Dear readers, I will not lie to you. There were times I hid my eyes.
Those of you who read this recap regularly (or even the blog, for that matter), know that I tend to write a silly, lighthearted look at life.
But there is nothing silly or lighthearted about violence. Especially sexual violence against women….
…and especially against Anna. (Which is a horribly awkward sentence, but there you have it.)
It was awful; it was scary; it was horrifying.
It was Hitchcockian in the fact that you saw only the beginning and the aftermath…where nothing of the act was shown, just alluded to. But you know what happened. And it happened to Anna.
As someone who dabbles in theatre and has studied acting, I can tell you that I don’t think any other actress in the cast could have done such a marvelous job with this particular storyline. And though there are folks who believe that Mrs. Hughes and Anna, being the characters they are—strong, independent women—would have reported the rape and made sure Mr. Gillingham/Green was punished, there are women in 2014 who do not report such an attack—especially an attack by an acquaintance—so you can imagine how difficult it would be in 1922 to make this sort of report. Besides…this is television. It is just pretend. It’s a story with fictionalized characters doing things that are fictional. While a good story has its feet planted in reality, it’s still just pretend.

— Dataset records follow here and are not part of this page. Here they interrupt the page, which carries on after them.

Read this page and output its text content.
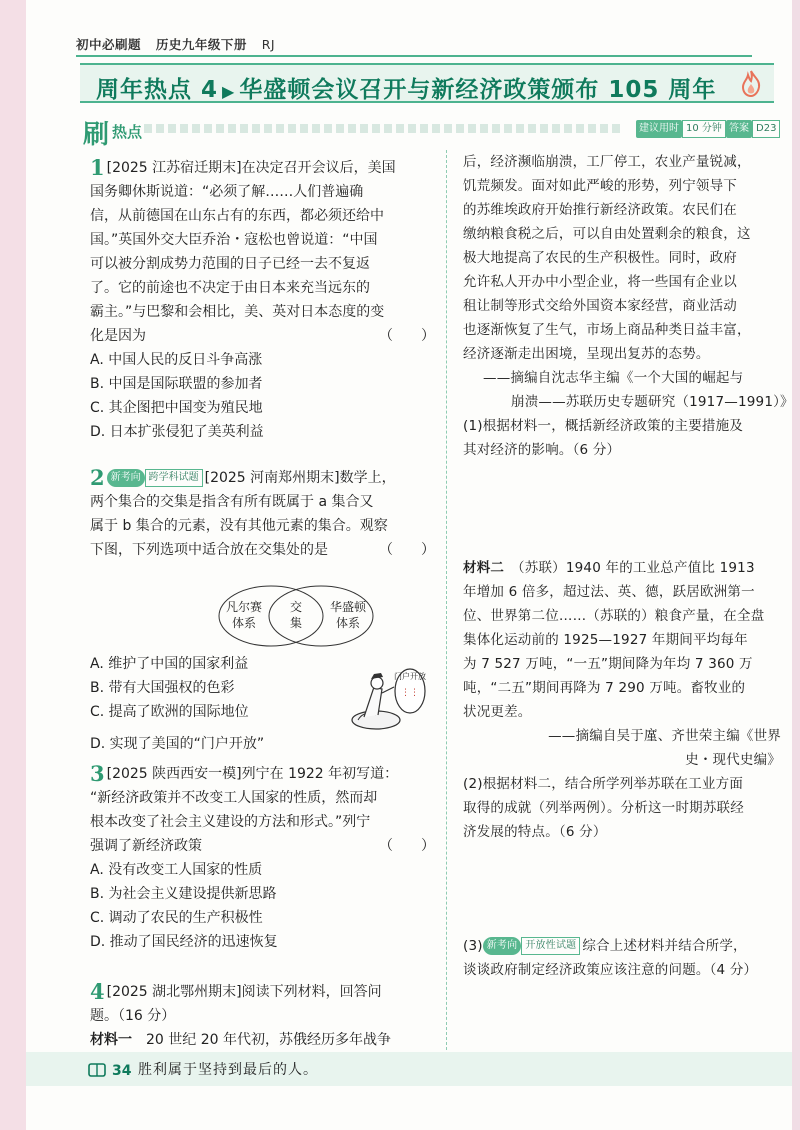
初中必刷题 历史九年级下册 RJ
周年热点 4 ▶ 华盛顿会议召开与新经济政策颁布 105 周年
刷 热点	建议用时 10 分钟 答案 D23
1 [2025 江苏宿迁期末]在决定召开会议后，美国
国务卿休斯说道：“必须了解……人们普遍确
信，从前德国在山东占有的东西，都必须还给中
国。”英国外交大臣乔治・寇松也曾说道：“中国
可以被分割成势力范围的日子已经一去不复返
了。它的前途也不决定于由日本来充当远东的
霸主。”与巴黎和会相比，美、英对日本态度的变
化是因为	（　　）
A. 中国人民的反日斗争高涨
B. 中国是国际联盟的参加者
C. 其企图把中国变为殖民地
D. 日本扩张侵犯了美英利益
2 新考向 跨学科试题 [2025 河南郑州期末]数学上，
两个集合的交集是指含有所有既属于 a 集合又
属于 b 集合的元素，没有其他元素的集合。观察
下图，下列选项中适合放在交集处的是	（　　）
凡尔赛
体系
交
集
华盛顿
体系
A. 维护了中国的国家利益
B. 带有大国强权的色彩
C. 提高了欧洲的国际地位
D. 实现了美国的“门户开放”
门户开放
⋮⋮
3 [2025 陕西西安一模]列宁在 1922 年初写道：
“新经济政策并不改变工人国家的性质，然而却
根本改变了社会主义建设的方法和形式。”列宁
强调了新经济政策	（　　）
A. 没有改变工人国家的性质
B. 为社会主义建设提供新思路
C. 调动了农民的生产积极性
D. 推动了国民经济的迅速恢复
4 [2025 湖北鄂州期末]阅读下列材料，回答问
题。（16 分）
材料一　20 世纪 20 年代初，苏俄经历多年战争
后，经济濒临崩溃，工厂停工，农业产量锐减，
饥荒频发。面对如此严峻的形势，列宁领导下
的苏维埃政府开始推行新经济政策。农民们在
缴纳粮食税之后，可以自由处置剩余的粮食，这
极大地提高了农民的生产积极性。同时，政府
允许私人开办中小型企业，将一些国有企业以
租让制等形式交给外国资本家经营，商业活动
也逐渐恢复了生气，市场上商品种类日益丰富，
经济逐渐走出困境，呈现出复苏的态势。
——摘编自沈志华主编《一个大国的崛起与
崩溃——苏联历史专题研究（1917—1991）》
(1)根据材料一，概括新经济政策的主要措施及
其对经济的影响。（6 分）
材料二　（苏联）1940 年的工业总产值比 1913
年增加 6 倍多，超过法、英、德，跃居欧洲第一
位、世界第二位……（苏联的）粮食产量，在全盘
集体化运动前的 1925—1927 年期间平均每年
为 7 527 万吨，“一五”期间降为年均 7 360 万
吨，“二五”期间再降为 7 290 万吨。畜牧业的
状况更差。
——摘编自吴于廑、齐世荣主编《世界
史・现代史编》
(2)根据材料二，结合所学列举苏联在工业方面
取得的成就（列举两例）。分析这一时期苏联经
济发展的特点。（6 分）
(3) 新考向 开放性试题 综合上述材料并结合所学，
谈谈政府制定经济政策应该注意的问题。（4 分）
34 胜利属于坚持到最后的人。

So now that we have the horribleness over with (and remember! It’s just pretend!), I can go back to my ridiculousness.
It’s not exactly the Alpha Sigma Phi/Tri Delt mixer, but it’s…well…a party, nevertheless. And while things are very staid and proper above stairs, Mrs. Patmore is stressing over syllabub, vegetables and whatnot down in the kitchen. Which leads her to believe she’s having a heart attack and Alfred has to cook, which is what he’s wanted all along. First an electric mixer, then a man cooking. What’s next? A MICROWAVE??
Tom is having all kinds of trouble. He has to wear a white tie and tails and Edna Braithwaite wants to be friends, but they can’t go to the pub for lunch, so she gives him whiskey after the singing. He says she understands him and the fine line he walks. First friends, then drinking buddies. What’s next? A HOCKEY GAME??
Mr. Molesley continues on his existential journey by delivering vegetables. First potholes, now vegetables. What’s next? LADIES LINGERIE??
Rose instigates some dancing, and several of the guests participate, including Mary…until she sees that they’re using Matthew’s gramophone for music. What on earth did she think they were using? Jay-Z? Apparently, the sight of the gramophone causes her flashbacks from Viet Nam, and she runs upstairs, where she may or may not have looked for Viet Cong under the beds.
People below stairs have been having fun and Bates and Carson don’t like it one little bit. First card games, then Dame Kiri Te Kanawa. What’s next? SKINNY DIPPING IN THE LAKE??
(Dame Maggie is right. You can always rely on Puccini. After all, he wrote RENT, or Moulin Rouge or something like that where people sing and then die.)
Edith’s neo-Nazi boyfriend plays cards long enough to figure out how the cheater man is winning, and beats him at his own game, thereby winning the IOUs of the rest of the gentlemen and giving them back to the losers. With this selfless act, he wins the heart of Lord Grantham. Too bad he’s leaving for Germany and a life filled with lederhosen and schnitzel.
Lady Mary spends a lot of her time talking to Lord Gillingham, who has also had a concern about land and death duties. He is “almost” married to someone—not sure what that implies—and she makes it clear she is a grieving widow, so there won’t be any hanky-panky right away. But she is grateful for his advice regarding the estate, even if her father won’t listen. First Mary owns land, then she wants to tell him what to do with it. What’s next? RERUNS OF PUNKY BREWSTER ??